Member of the Senate of Pakistan
- In office 12 March 2018 – 12 March 2024

Personal details
- Party: Pakistan Muslim League (2018-present)
- Parent: Mohammad Khan Junejo (father)

= Asad Junejo =

Pakistani politician

Asad Ali Junejo is a Pakistani politician who has been a Member of the Senate of Pakistan since March 2018.

==Early life and education==
Junejo was born to former Prime Minister of Pakistan Muhammad Khan Junejo.

He received his education from the St. Patrick's High School, Karachi.
One of his daughter Sherina Ghulam Ahmed Junejo passed CSS and selected in PAS group. She served in sindh as Assistant Commissioner and then from 2017 her services given to Punjab and served as ADCR Kasur and now ongoing serving in Faisalabad as Additional Deputy Commissioner (Revenue), Faisalabad.

== Political career ==
In December 2015, Junejo was made President of Pakistan Muslim League (Q) Sindh.

In August 2017, Junejo joined Pakistan Muslim League (N) (PML-N).

Junejo was nominated by PML-N as its candidate in the 2018 Pakistani Senate election.

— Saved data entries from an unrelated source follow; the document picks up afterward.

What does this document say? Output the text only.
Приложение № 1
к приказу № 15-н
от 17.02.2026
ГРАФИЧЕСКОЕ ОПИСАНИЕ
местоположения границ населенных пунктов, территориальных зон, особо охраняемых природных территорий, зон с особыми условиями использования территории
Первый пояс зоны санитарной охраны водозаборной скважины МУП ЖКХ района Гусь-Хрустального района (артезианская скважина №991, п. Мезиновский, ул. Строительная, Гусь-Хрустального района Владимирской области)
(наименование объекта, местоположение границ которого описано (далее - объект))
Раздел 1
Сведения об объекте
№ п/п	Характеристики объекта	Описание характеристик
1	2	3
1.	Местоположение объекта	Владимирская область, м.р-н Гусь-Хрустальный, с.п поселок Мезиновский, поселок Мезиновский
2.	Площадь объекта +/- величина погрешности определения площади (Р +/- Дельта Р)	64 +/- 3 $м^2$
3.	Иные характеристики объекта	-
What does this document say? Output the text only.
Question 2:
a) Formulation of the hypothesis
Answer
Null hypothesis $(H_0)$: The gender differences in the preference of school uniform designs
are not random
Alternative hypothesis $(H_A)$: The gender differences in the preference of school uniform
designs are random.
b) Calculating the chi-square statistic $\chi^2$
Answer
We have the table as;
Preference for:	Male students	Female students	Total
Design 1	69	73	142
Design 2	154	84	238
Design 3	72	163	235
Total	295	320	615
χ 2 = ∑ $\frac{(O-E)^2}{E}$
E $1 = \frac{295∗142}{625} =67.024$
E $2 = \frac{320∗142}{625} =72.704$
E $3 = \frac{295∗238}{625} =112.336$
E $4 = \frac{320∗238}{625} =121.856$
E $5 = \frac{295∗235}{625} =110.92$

However the Election Commission of Pakistan declared all PML-N candidates for the Senate election as independent after a ruling of the Supreme Court of Pakistan.

Junejo was elected to the Senate of Pakistan as an independent candidate on general seat from Islamabad in the Senate election. He was backed in the election by PML-N and decided to join the treasury benches, led by PML-N after getting elected. He took oath as Senator on 12 March 2018.